MOTIFS DE LA DECISION :
Aux termes des dispositions de l’article R. 441-11 du code de la sécurité sociale alors applicables au présent litige, “en cas de réserves motivées de la part de l'employeur ou si elle l'estime nécessaire, la caisse envoie avant décision à l'employeur et à la victime d'un accident du travail ou d'une maladie professionnelle un questionnaire portant sur les circonstances ou la cause de l'accident ou de la maladie ou procède à une enquête auprès des intéressés. Une enquête est obligatoire en cas de décès”.
Les réserves doivent porter sur les circonstances de temps et de lieu de l'accident ou sur l'existence d'une cause totalement étrangère au travail et doivent être explicitées par l'employeur.
Au stade de la recevabilité des réserves motivées, l'employeur n'est pas tenu d'apporter la preuve de leur bien-fondé.
La société [4] [Localité 3] a formulé des réserves fondées sur l’absence de témoin qui caractérisent l’existence d'un doute sur le fait que l'accident ait pu se produire au temps et au lieu du travail. La caisse était dès lors tenue de procéder à une instruction par questionnaire ou en sollicitant les observations du salarié et de l’employeur.

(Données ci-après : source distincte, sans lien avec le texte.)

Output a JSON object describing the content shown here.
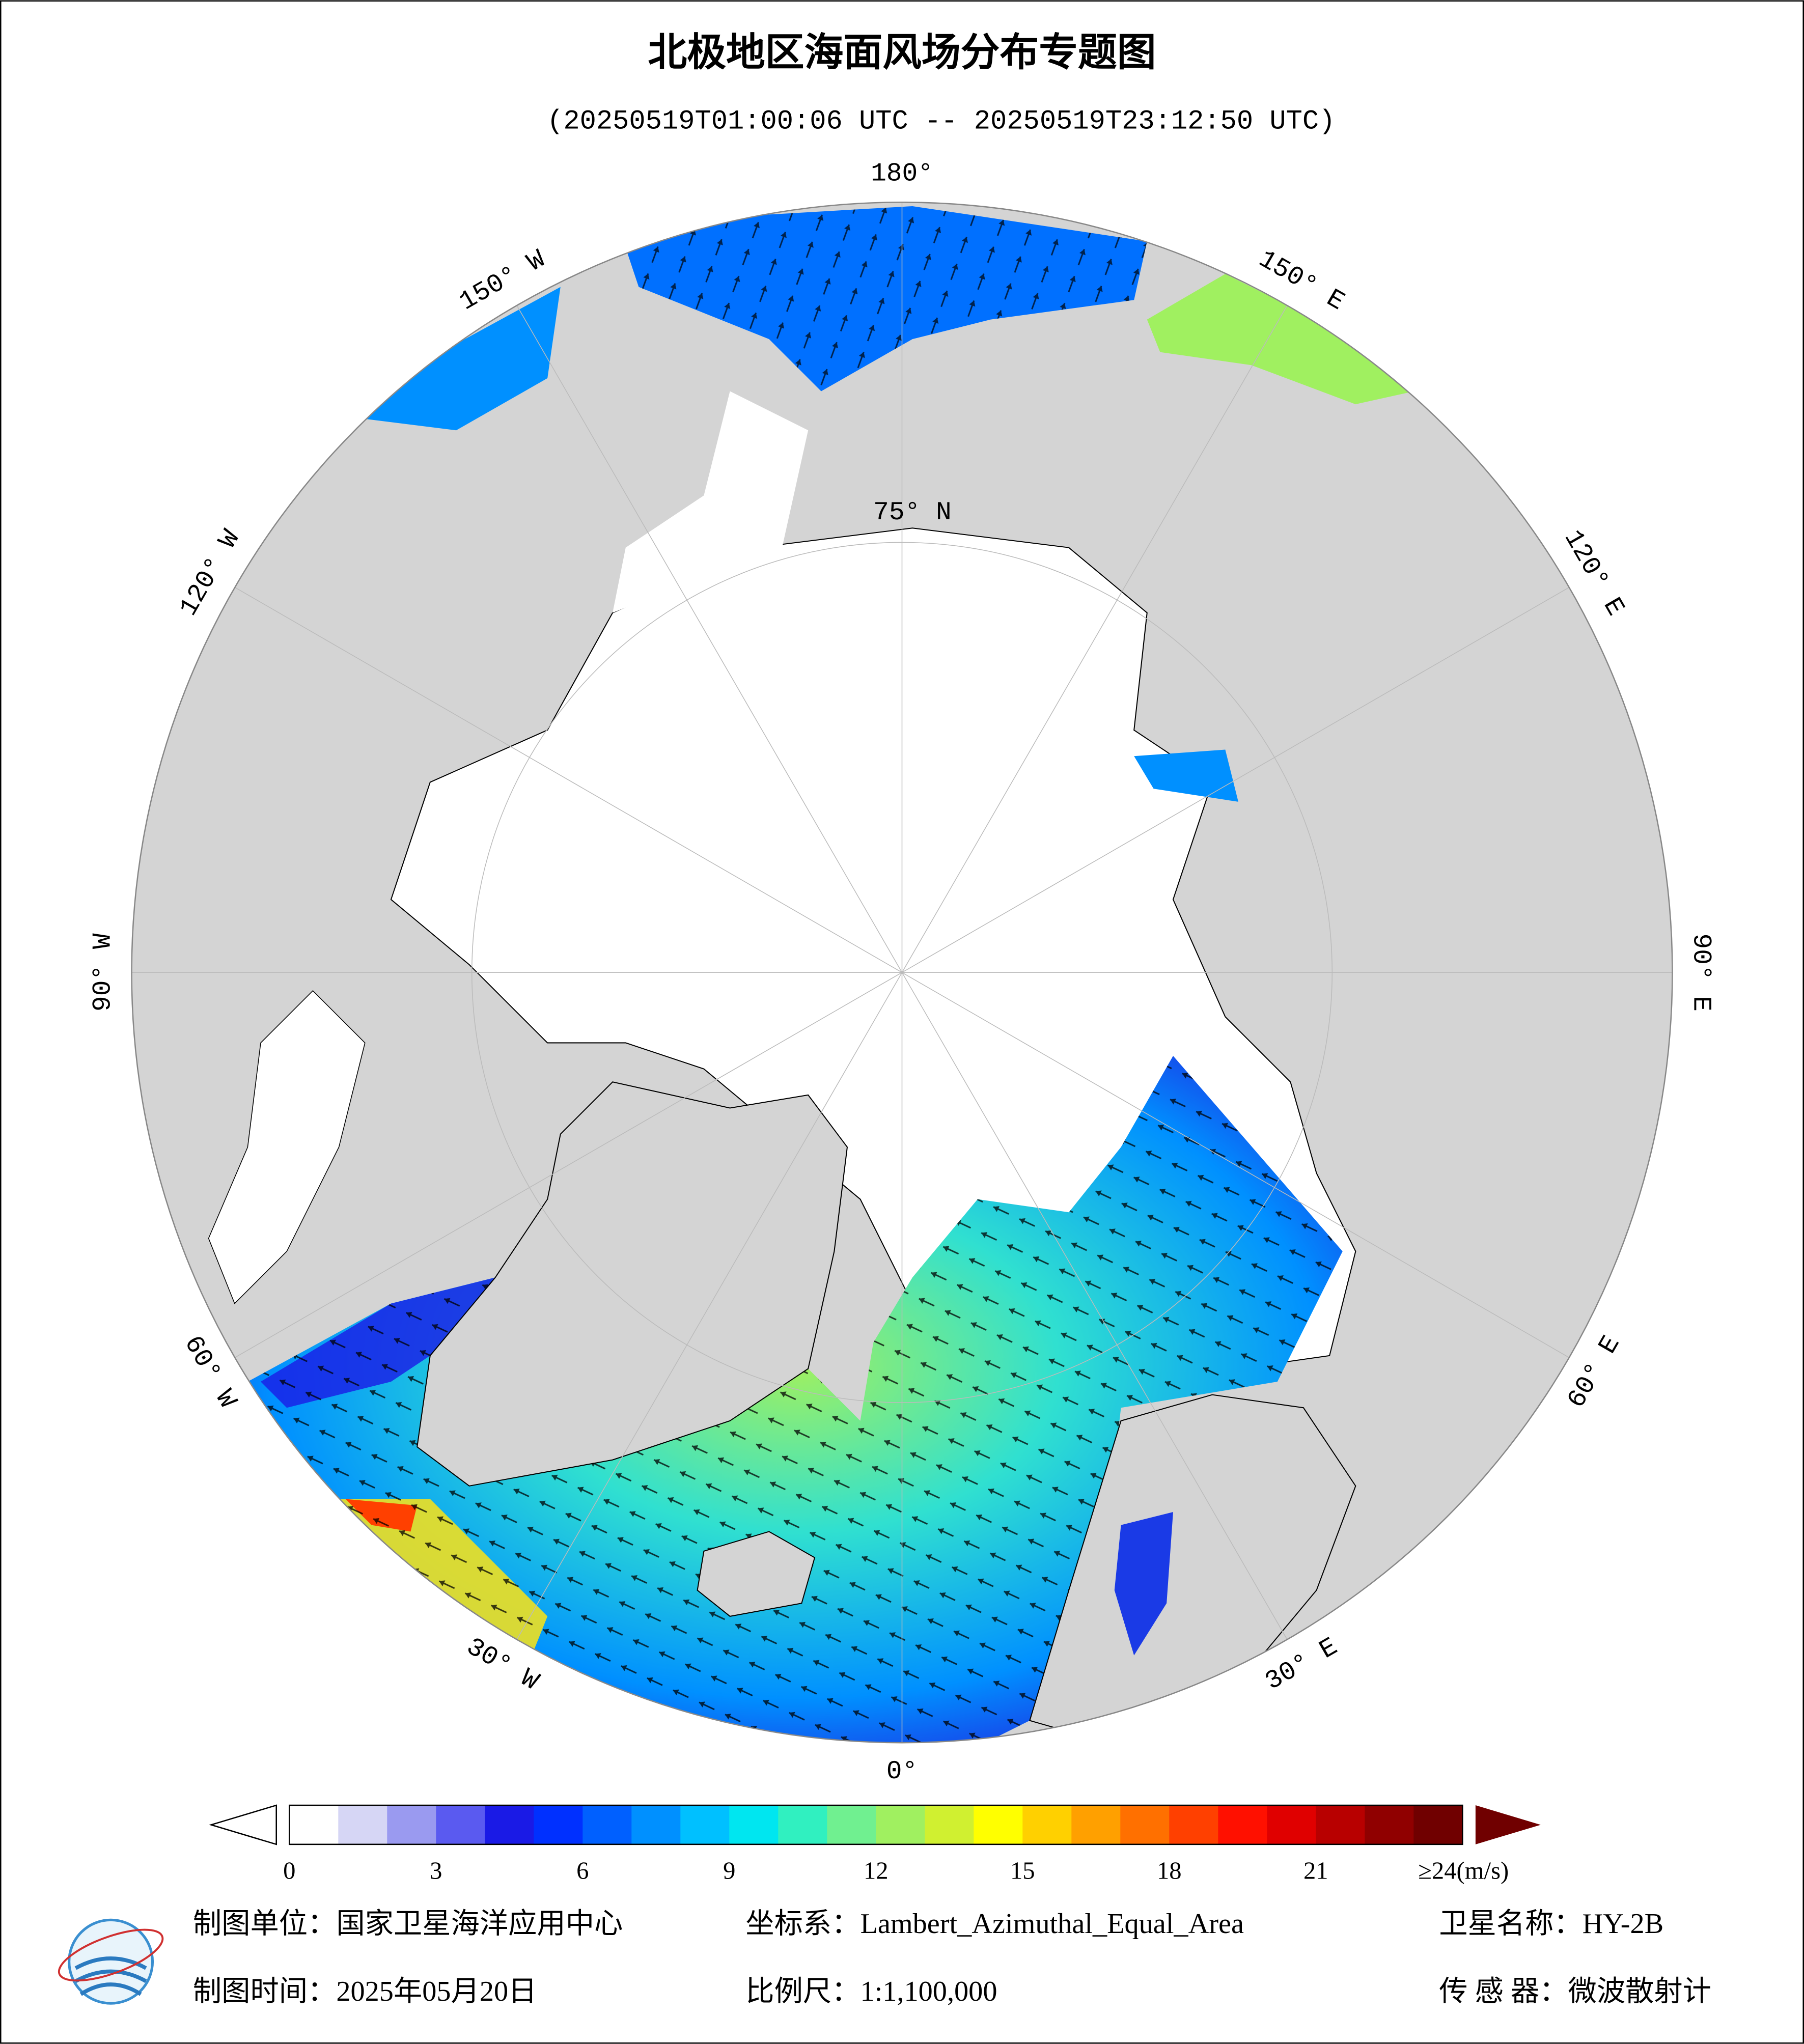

La décision de prise en charge de l’accident doit en conséquence être déclarée inopposable à la société [4] [Localité 3].
PAR CES MOTIFS
Le pôle social du tribunal judiciaire de Lyon, statuant publiquement, par jugement contradictoire et en premier ressort,
Déclare inopposable à la société [4] [Localité 3] la décision de prise en charge de l’accident du travail du 14 juin 2019 de Monsieur [W] [C] ;
Condamne la caisse primaire d’assurance maladie de la Saône-et-Loire aux dépens.
Ainsi jugé et mis à disposition au greffe du tribunal, le 30 juillet 2024 après prorogation du 21 mai 2024, et signé par le président et la greffière.